GÜRCAN BİLGİÇ – BU TÜRLÜ BİTMEMELİYDİ
İstanbul’daki skorun yükünü hissediyorlardı. Rangers da bu avantajından vazgeçecek değildi. “Kora kor” dediğimiz temaslı, yakın ve tempolu şekilde karşıladılar Fenerbahçe’yi. Oyunu kurdurmadılar, sahaya kaosu davet ettiler ve usta oyuncuları Cerny ile de kendilerince gösterilerini yaptılar. Bilinmezlik sorununda, Talisca, Fred ve Kostic’e emanetti organizasyon.
36’da En Nesyri golü kaçırdığında maçın ismi değişti aslında. İskoçlar “Ne oluyor?” dediler, bizimkiler “atabiliriz” hissine yeniden kavuştular. 44’te Szymanski usta işi attı golü. O ana kadar da maçın “etkisiz” elemanıydı. Futbolun kendi yasasında, kıssayı yeniden yazma müsaadesini alıyordu genç Polonyalı…
İkinci yarıda yalnızca maçı uzatmaya götüren skoru almadılar, fizik olarak geriye giden Rangers karşısında farkı da bulabilirlerdi. 75’te Dzeko ve Tadic’in girmesiyle birlikte “akıl – fikir” de geldi Fenerbahçe ataklarına.
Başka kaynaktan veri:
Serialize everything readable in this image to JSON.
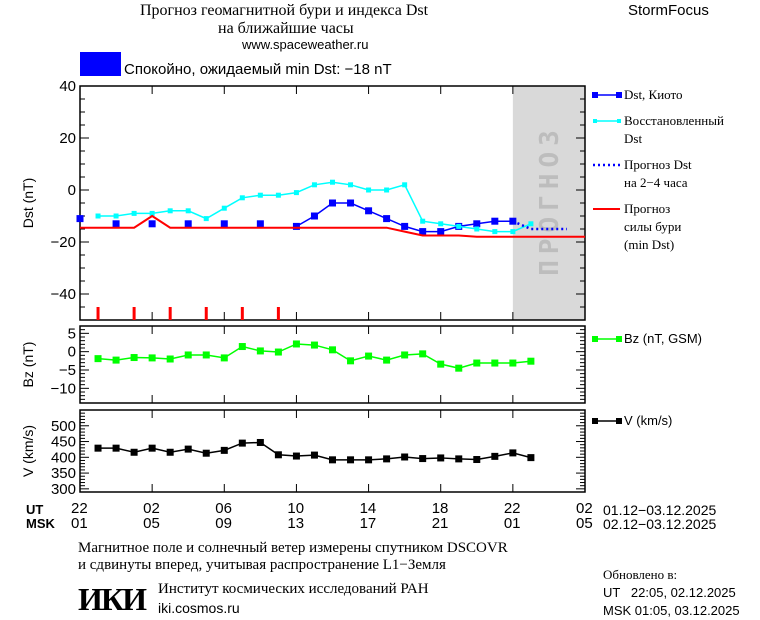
{
  "header": {
    "title_line1": "Прогноз геомагнитной бури и индекса Dst",
    "title_line2": "на ближайшие часы",
    "website": "www.spaceweather.ru",
    "brand": "StormFocus",
    "status_text": "Спокойно, ожидаемый min Dst: −18 nT",
    "status_color": "#0000ff"
  },
  "legend": {
    "dst_kyoto": "Dst, Киото",
    "restored_line1": "Восстановленный",
    "restored_line2": "Dst",
    "forecast_line1": "Прогноз Dst",
    "forecast_line2": "на 2−4 часа",
    "storm_line1": "Прогноз",
    "storm_line2": "силы бури",
    "storm_line3": "(min Dst)",
    "bz": "Bz (nT, GSM)",
    "v": "V (km/s)"
  },
  "axis": {
    "ut_label": "UT",
    "msk_label": "MSK",
    "ut_ticks": [
      "22",
      "02",
      "06",
      "10",
      "14",
      "18",
      "22",
      "02"
    ],
    "msk_ticks": [
      "01",
      "05",
      "09",
      "13",
      "17",
      "21",
      "01",
      "05"
    ],
    "ut_dates": "01.12−03.12.2025",
    "msk_dates": "02.12−03.12.2025"
  },
  "footer": {
    "note_line1": "Магнитное поле и солнечный ветер измерены спутником DSCOVR",
    "note_line2": "и сдвинуты вперед, учитывая распространение L1−Земля",
    "institute": "Институт космических исследований РАН",
    "institute_url": "iki.cosmos.ru",
    "logo_text": "ИКИ",
    "updated_label": "Обновлено в:",
    "updated_ut": "UT   22:05, 02.12.2025",
    "updated_msk": "MSK 01:05, 03.12.2025"
  },
  "chart_data": [
    {
      "type": "line",
      "ylabel": "Dst (nT)",
      "ylim": [
        -50,
        40
      ],
      "yticks": [
        40,
        20,
        0,
        -20,
        -40
      ],
      "x_range": [
        "2025-12-01T22:00",
        "2025-12-03T02:00"
      ],
      "forecast_region": {
        "from": "2025-12-02T22:00",
        "to": "2025-12-03T02:00",
        "label": "ПРОГНОЗ",
        "color": "#d9d9d9"
      },
      "x": [
        "2025-12-01T22:00",
        "2025-12-01T23:00",
        "2025-12-02T00:00",
        "2025-12-02T01:00",
        "2025-12-02T02:00",
        "2025-12-02T03:00",
        "2025-12-02T04:00",
        "2025-12-02T05:00",
        "2025-12-02T06:00",
        "2025-12-02T07:00",
        "2025-12-02T08:00",
        "2025-12-02T09:00",
        "2025-12-02T10:00",
        "2025-12-02T11:00",
        "2025-12-02T12:00",
        "2025-12-02T13:00",
        "2025-12-02T14:00",
        "2025-12-02T15:00",
        "2025-12-02T16:00",
        "2025-12-02T17:00",
        "2025-12-02T18:00",
        "2025-12-02T19:00",
        "2025-12-02T20:00",
        "2025-12-02T21:00",
        "2025-12-02T22:00",
        "2025-12-02T23:00",
        "2025-12-03T00:00",
        "2025-12-03T01:00",
        "2025-12-03T02:00"
      ],
      "series": [
        {
          "name": "Dst, Киото",
          "color": "#0000ff",
          "style": "line-square",
          "values": [
            -11,
            null,
            -13,
            null,
            -13,
            null,
            -13,
            null,
            -13,
            null,
            -13,
            null,
            -14,
            -10,
            -5,
            -5,
            -8,
            -11,
            -14,
            -16,
            -16,
            -14,
            -13,
            -12,
            -12,
            null,
            null,
            null,
            null
          ]
        },
        {
          "name": "Восстановленный Dst",
          "color": "#00ffff",
          "style": "line-square-small",
          "values": [
            null,
            -10,
            -10,
            -9,
            -9,
            -8,
            -8,
            -11,
            -7,
            -3,
            -2,
            -2,
            -1,
            2,
            3,
            2,
            0,
            0,
            2,
            -12,
            -13,
            -14,
            -15,
            -16,
            -16,
            -13,
            null,
            null,
            null
          ]
        },
        {
          "name": "Прогноз Dst на 2−4 часа",
          "color": "#0000ff",
          "style": "dotted",
          "values": [
            null,
            null,
            null,
            null,
            null,
            null,
            null,
            null,
            null,
            null,
            null,
            null,
            null,
            null,
            null,
            null,
            null,
            null,
            null,
            null,
            null,
            null,
            null,
            null,
            -12,
            -15,
            -15,
            -15,
            null
          ]
        },
        {
          "name": "Прогноз силы бури (min Dst)",
          "color": "#ff0000",
          "style": "line",
          "values": [
            -14.5,
            -14.5,
            -14.5,
            -14.5,
            -10,
            -14.5,
            -14.5,
            -14.5,
            -14.5,
            -14.5,
            -14.5,
            -14.5,
            -14.5,
            -14.5,
            -14.5,
            -14.5,
            -14.5,
            -14.5,
            -16,
            -17.5,
            -17.5,
            -17.5,
            -18,
            -18,
            -18,
            -18,
            -18,
            -18,
            -18
          ]
        }
      ],
      "storm_markers": [
        "2025-12-01T23:00",
        "2025-12-02T01:00",
        "2025-12-02T03:00",
        "2025-12-02T05:00",
        "2025-12-02T07:00",
        "2025-12-02T09:00"
      ],
      "storm_marker_color": "#ff0000"
    },
    {
      "type": "line",
      "ylabel": "Bz (nT)",
      "ylim": [
        -14,
        7
      ],
      "yticks": [
        5,
        0,
        -5,
        -10
      ],
      "series": [
        {
          "name": "Bz (nT, GSM)",
          "color": "#00ff00",
          "values": [
            null,
            -1.9,
            -2.3,
            -1.6,
            -1.7,
            -2,
            -0.9,
            -0.9,
            -1.7,
            1.4,
            0.2,
            -0.1,
            2.1,
            1.8,
            0.5,
            -2.5,
            -1.2,
            -2.3,
            -0.9,
            -0.6,
            -3.4,
            -4.5,
            -3.1,
            -3.1,
            -3.1,
            -2.6,
            null,
            null,
            null
          ]
        }
      ]
    },
    {
      "type": "line",
      "ylabel": "V (km/s)",
      "ylim": [
        290,
        550
      ],
      "yticks": [
        500,
        450,
        400,
        350,
        300
      ],
      "series": [
        {
          "name": "V (km/s)",
          "color": "#000000",
          "values": [
            null,
            429,
            429,
            416,
            429,
            416,
            426,
            413,
            422,
            445,
            447,
            408,
            404,
            407,
            392,
            392,
            392,
            395,
            401,
            396,
            398,
            395,
            393,
            403,
            414,
            399,
            null,
            null,
            null
          ]
        }
      ]
    }
  ]
}
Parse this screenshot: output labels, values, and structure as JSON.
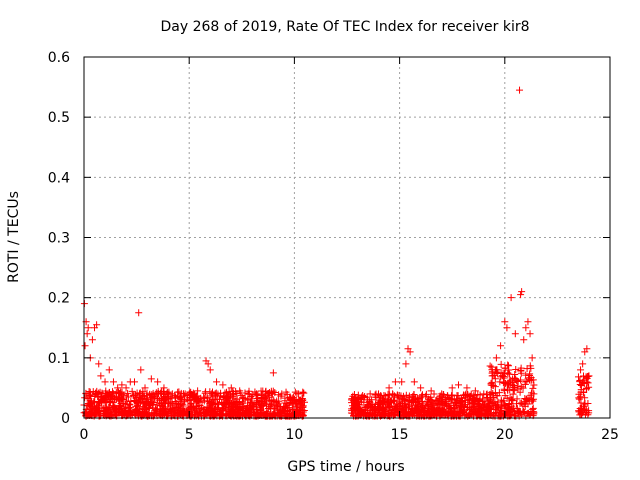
{
  "chart_data": {
    "type": "scatter",
    "title": "Day 268 of 2019, Rate Of TEC Index for receiver kir8",
    "xlabel": "GPS time / hours",
    "ylabel": "ROTI / TECUs",
    "xlim": [
      0,
      25
    ],
    "ylim": [
      0,
      0.6
    ],
    "x_ticks": [
      0,
      5,
      10,
      15,
      20,
      25
    ],
    "x_tick_labels": [
      "0",
      "5",
      "10",
      "15",
      "20",
      "25"
    ],
    "y_ticks": [
      0,
      0.1,
      0.2,
      0.3,
      0.4,
      0.5,
      0.6
    ],
    "y_tick_labels": [
      "0",
      "0.1",
      "0.2",
      "0.3",
      "0.4",
      "0.5",
      "0.6"
    ],
    "grid": true,
    "marker": "+",
    "color": "#ff0000",
    "series": [
      {
        "name": "ROTI",
        "points": [
          [
            0.02,
            0.19
          ],
          [
            0.05,
            0.12
          ],
          [
            0.1,
            0.16
          ],
          [
            0.15,
            0.14
          ],
          [
            0.2,
            0.15
          ],
          [
            0.3,
            0.1
          ],
          [
            0.4,
            0.13
          ],
          [
            0.5,
            0.15
          ],
          [
            0.6,
            0.155
          ],
          [
            0.7,
            0.09
          ],
          [
            0.8,
            0.07
          ],
          [
            1.0,
            0.06
          ],
          [
            1.2,
            0.08
          ],
          [
            1.4,
            0.06
          ],
          [
            1.6,
            0.05
          ],
          [
            1.8,
            0.055
          ],
          [
            2.0,
            0.05
          ],
          [
            2.2,
            0.06
          ],
          [
            2.4,
            0.06
          ],
          [
            2.6,
            0.175
          ],
          [
            2.7,
            0.08
          ],
          [
            2.9,
            0.05
          ],
          [
            3.2,
            0.065
          ],
          [
            3.5,
            0.06
          ],
          [
            3.8,
            0.05
          ],
          [
            4.2,
            0.04
          ],
          [
            4.6,
            0.035
          ],
          [
            5.0,
            0.04
          ],
          [
            5.4,
            0.045
          ],
          [
            5.8,
            0.095
          ],
          [
            5.9,
            0.09
          ],
          [
            6.0,
            0.08
          ],
          [
            6.3,
            0.06
          ],
          [
            6.6,
            0.055
          ],
          [
            7.0,
            0.05
          ],
          [
            7.4,
            0.045
          ],
          [
            7.8,
            0.04
          ],
          [
            8.2,
            0.04
          ],
          [
            8.6,
            0.035
          ],
          [
            9.0,
            0.075
          ],
          [
            9.4,
            0.04
          ],
          [
            9.8,
            0.035
          ],
          [
            10.2,
            0.04
          ],
          [
            10.4,
            0.03
          ],
          [
            12.8,
            0.03
          ],
          [
            13.2,
            0.035
          ],
          [
            13.6,
            0.04
          ],
          [
            14.0,
            0.04
          ],
          [
            14.5,
            0.05
          ],
          [
            14.8,
            0.06
          ],
          [
            15.1,
            0.06
          ],
          [
            15.3,
            0.09
          ],
          [
            15.4,
            0.115
          ],
          [
            15.5,
            0.11
          ],
          [
            15.7,
            0.06
          ],
          [
            16.0,
            0.05
          ],
          [
            16.5,
            0.045
          ],
          [
            17.0,
            0.04
          ],
          [
            17.5,
            0.05
          ],
          [
            17.8,
            0.055
          ],
          [
            18.2,
            0.05
          ],
          [
            18.6,
            0.045
          ],
          [
            19.0,
            0.04
          ],
          [
            19.4,
            0.07
          ],
          [
            19.6,
            0.1
          ],
          [
            19.8,
            0.12
          ],
          [
            20.0,
            0.16
          ],
          [
            20.1,
            0.15
          ],
          [
            20.3,
            0.2
          ],
          [
            20.5,
            0.14
          ],
          [
            20.7,
            0.545
          ],
          [
            20.75,
            0.205
          ],
          [
            20.8,
            0.21
          ],
          [
            20.9,
            0.13
          ],
          [
            21.0,
            0.15
          ],
          [
            21.1,
            0.16
          ],
          [
            21.2,
            0.14
          ],
          [
            21.3,
            0.1
          ],
          [
            23.6,
            0.08
          ],
          [
            23.7,
            0.09
          ],
          [
            23.8,
            0.11
          ],
          [
            23.9,
            0.115
          ],
          [
            24.0,
            0.07
          ]
        ],
        "bands": [
          {
            "x_from": 0.0,
            "x_to": 10.5,
            "y_min": 0.003,
            "y_max": 0.045
          },
          {
            "x_from": 12.7,
            "x_to": 19.3,
            "y_min": 0.003,
            "y_max": 0.04
          },
          {
            "x_from": 19.3,
            "x_to": 21.4,
            "y_min": 0.003,
            "y_max": 0.09
          },
          {
            "x_from": 23.5,
            "x_to": 24.0,
            "y_min": 0.005,
            "y_max": 0.07
          }
        ]
      }
    ]
  }
}
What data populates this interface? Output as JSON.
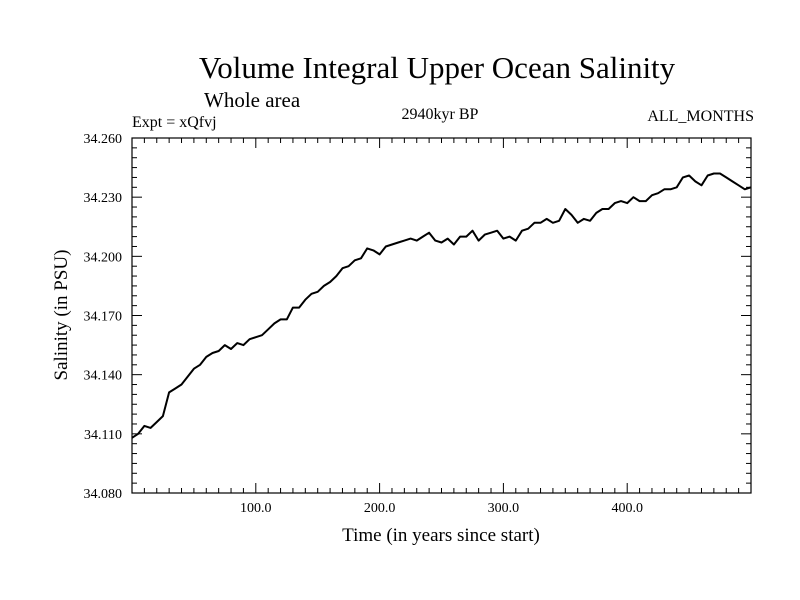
{
  "header": {
    "title": "Volume Integral Upper Ocean Salinity",
    "subtitle": "Whole area",
    "experiment": "Expt = xQfvj",
    "period": "2940kyr BP",
    "months": "ALL_MONTHS"
  },
  "chart_data": {
    "type": "line",
    "title": "Volume Integral Upper Ocean Salinity",
    "subtitle": "Whole area",
    "xlabel": "Time (in years since start)",
    "ylabel": "Salinity (in PSU)",
    "xlim": [
      0,
      500
    ],
    "ylim": [
      34.08,
      34.26
    ],
    "xticks": [
      100,
      200,
      300,
      400
    ],
    "xtick_labels": [
      "100.0",
      "200.0",
      "300.0",
      "400.0"
    ],
    "yticks": [
      34.08,
      34.11,
      34.14,
      34.17,
      34.2,
      34.23,
      34.26
    ],
    "ytick_labels": [
      "34.080",
      "34.110",
      "34.140",
      "34.170",
      "34.200",
      "34.230",
      "34.260"
    ],
    "grid": false,
    "series": [
      {
        "name": "salinity",
        "x": [
          0,
          5,
          10,
          15,
          20,
          25,
          30,
          35,
          40,
          45,
          50,
          55,
          60,
          65,
          70,
          75,
          80,
          85,
          90,
          95,
          100,
          105,
          110,
          115,
          120,
          125,
          130,
          135,
          140,
          145,
          150,
          155,
          160,
          165,
          170,
          175,
          180,
          185,
          190,
          195,
          200,
          205,
          210,
          215,
          220,
          225,
          230,
          235,
          240,
          245,
          250,
          255,
          260,
          265,
          270,
          275,
          280,
          285,
          290,
          295,
          300,
          305,
          310,
          315,
          320,
          325,
          330,
          335,
          340,
          345,
          350,
          355,
          360,
          365,
          370,
          375,
          380,
          385,
          390,
          395,
          400,
          405,
          410,
          415,
          420,
          425,
          430,
          435,
          440,
          445,
          450,
          455,
          460,
          465,
          470,
          475,
          480,
          485,
          490,
          495,
          500
        ],
        "values": [
          34.108,
          34.11,
          34.114,
          34.113,
          34.116,
          34.119,
          34.131,
          34.133,
          34.135,
          34.139,
          34.143,
          34.145,
          34.149,
          34.151,
          34.152,
          34.155,
          34.153,
          34.156,
          34.155,
          34.158,
          34.159,
          34.16,
          34.163,
          34.166,
          34.168,
          34.168,
          34.174,
          34.174,
          34.178,
          34.181,
          34.182,
          34.185,
          34.187,
          34.19,
          34.194,
          34.195,
          34.198,
          34.199,
          34.204,
          34.203,
          34.201,
          34.205,
          34.206,
          34.207,
          34.208,
          34.209,
          34.208,
          34.21,
          34.212,
          34.208,
          34.207,
          34.209,
          34.206,
          34.21,
          34.21,
          34.213,
          34.208,
          34.211,
          34.212,
          34.213,
          34.209,
          34.21,
          34.208,
          34.213,
          34.214,
          34.217,
          34.217,
          34.219,
          34.217,
          34.218,
          34.224,
          34.221,
          34.217,
          34.219,
          34.218,
          34.222,
          34.224,
          34.224,
          34.227,
          34.228,
          34.227,
          34.23,
          34.228,
          34.228,
          34.231,
          34.232,
          34.234,
          34.234,
          34.235,
          34.24,
          34.241,
          34.238,
          34.236,
          34.241,
          34.242,
          34.242,
          34.24,
          34.238,
          34.236,
          34.234,
          34.235
        ]
      }
    ]
  }
}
Dzeko topu tutuyor, Tadic doğru yerde pas istasyonu oluyordu. Gecenin hoşluğuna diğer heyecan geldi, “Tarih nasıl yazılır” yeniden tüm Türkiye’ye hatırlattılar.
Uzatmalar, Mourinho’nın tertibinde, atılımlarında, takımı canlı tutmasında, Mert Müldür’ün sakatlığı sonrasında önce Szymanski’yi, sonra Tadic’i sağ beke almasıyla geçti. Durumlar da buldular. İrfan Can Eğribayat’ın kurtarışı, Skriniar’ın gövde gösterisi. İnanmış bir takım halinde, birbirlerine sarılarak maçın sonunu getirdiler.fakat futbolun cilvesi penaltılarda sonuna kadar hak ettiğimiz tipi kaybettik. Bu türlü bitmemeliydi.